Jesus' Son nails that hopelessness like no other book on the subject I've read.  I can't say enough how much I appreciated the unreliable, deluded, deranged, doped-up, just plain odd perspective this unnamed narrator brings to some bizarre scenarios he encounters.  Whether he's wading surreally through the slow-mo aftermaths of a head on car crash that killed the driver but left him unscathed in "Car Crash While Hitchhiking;" or, stripping copper wire out of a friends former habitation, hacking all day through dry wall, to earn enough scrap metal dough so that he and his friend can go out drinking that night, in "Work;" or, the black (unintentionally funny) comic reactions of the narrator witnessing an unfortunate man walk into the E.R. with a knife sticking in his eye, where our anti-hero works as a constantly inebriated nurse's attendant, in "Emergency," I can't stop thinking to myself as I read, "this can't be; this is crazy," while remaining mesmerized by this guys weird (but not so weird as to be unbelievable) thought processes.

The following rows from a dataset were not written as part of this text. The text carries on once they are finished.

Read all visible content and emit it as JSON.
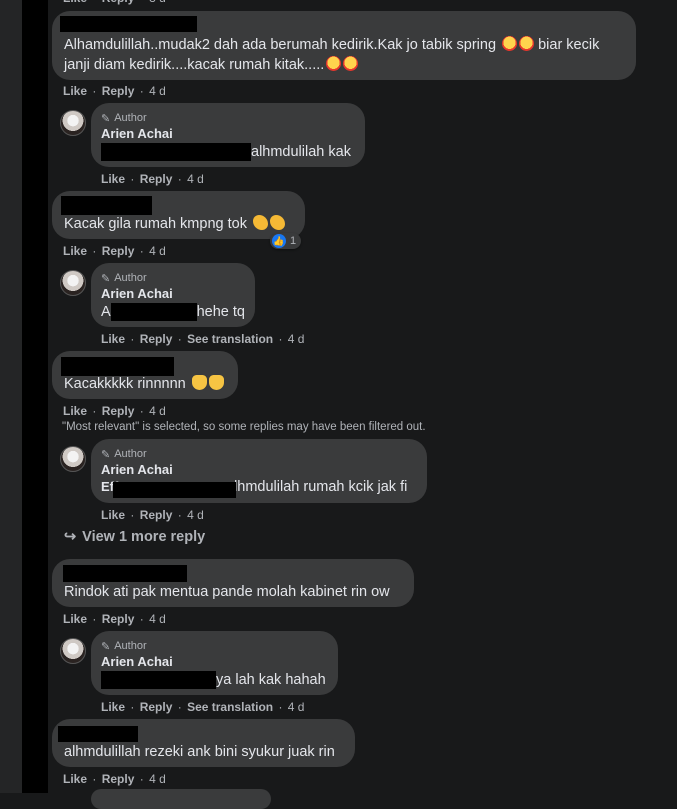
{
  "actions": {
    "like": "Like",
    "reply": "Reply",
    "see_translation": "See translation",
    "separator": "·"
  },
  "top_partial": {
    "time": "3 d"
  },
  "comments": [
    {
      "author_redacted": true,
      "line1": "Alhamdulillah..mudak2 dah ada berumah kedirik.Kak jo tabik spring",
      "line1_tail": "biar kecik",
      "line2": "janji diam kedirik....kacak rumah kitak.....",
      "time": "4 d"
    },
    {
      "author_redacted": true,
      "text": "Kacak gila rumah kmpng tok",
      "time": "4 d",
      "reaction_count": "1"
    },
    {
      "author_redacted": true,
      "text": "Kacakkkkk rinnnnn",
      "time": "4 d"
    },
    {
      "author_redacted": true,
      "text": "Rindok ati pak mentua pande molah kabinet rin ow",
      "time": "4 d"
    },
    {
      "author_redacted": true,
      "text": "alhmdulillah rezeki ank bini syukur juak rin",
      "time": "4 d"
    }
  ],
  "replies": [
    {
      "badge": "Author",
      "name": "Arien Achai",
      "text": "alhmdulilah kak",
      "time": "4 d",
      "translation": false
    },
    {
      "badge": "Author",
      "name": "Arien Achai",
      "prefix": "A",
      "text": "hehe tq",
      "time": "4 d",
      "translation": true
    },
    {
      "badge": "Author",
      "name": "Arien Achai",
      "prefix": "Eff",
      "prefix2": "A",
      "text": "alhmdulilah rumah kcik jak fi",
      "time": "4 d",
      "translation": false
    },
    {
      "badge": "Author",
      "name": "Arien Achai",
      "text": "ya lah kak hahah",
      "time": "4 d",
      "translation": true
    }
  ],
  "notice": "\"Most relevant\" is selected, so some replies may have been filtered out.",
  "view_more": "View 1 more reply",
  "icons": {
    "pencil": "pencil-icon",
    "reply_arrow": "reply-arrow-icon",
    "like_reaction": "like-reaction-icon"
  }
}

And I think Denis Johnson's characterization of this no-name junky alcoholic is indeed an accurate portrayal.  It's an evocative and artistic (not to mention deeply poetic; my God, Johnson's poetic prose!) glimpse inside the messed up mind of addiction.  It's terse inside that moody, manipulative mind; it's disjointed as a shoulder separation; it's non-sensical sometimes while remaining cogent (the paradox of it!); it's past credulity yet makes perfect sense; it's beyond blackly comic (try Dr. Strangelove on steroids), like being miniaturized and shot inside the very user's veins along with the spoon-heated smack straight into the bloodstream and brain of one sick and pathetically twisted (and yet so endearing and sympathetic) individual, so that you can see how he sees, think how he thinks, feel how he feels — all of this, the dense under-statedness of it and the lack of fleshing out of the details or making complete narrative connections in the stories — all of it — by Denis Johnson's deft designJohnson showcases the agony and sometimes unintended artfulness of the addicted mind in revelatory ways.  A marvel of a little book. 

This hopeless narrator of Jesus' Son literally perceives reality not in any manner the non-addict can ever hope to recognize, relate to, or understand — and it's that difference in reality-perception captured so well by Denis Johnson that elevates Jesus' Son above the other better known and lionized classics of drug and booze literature.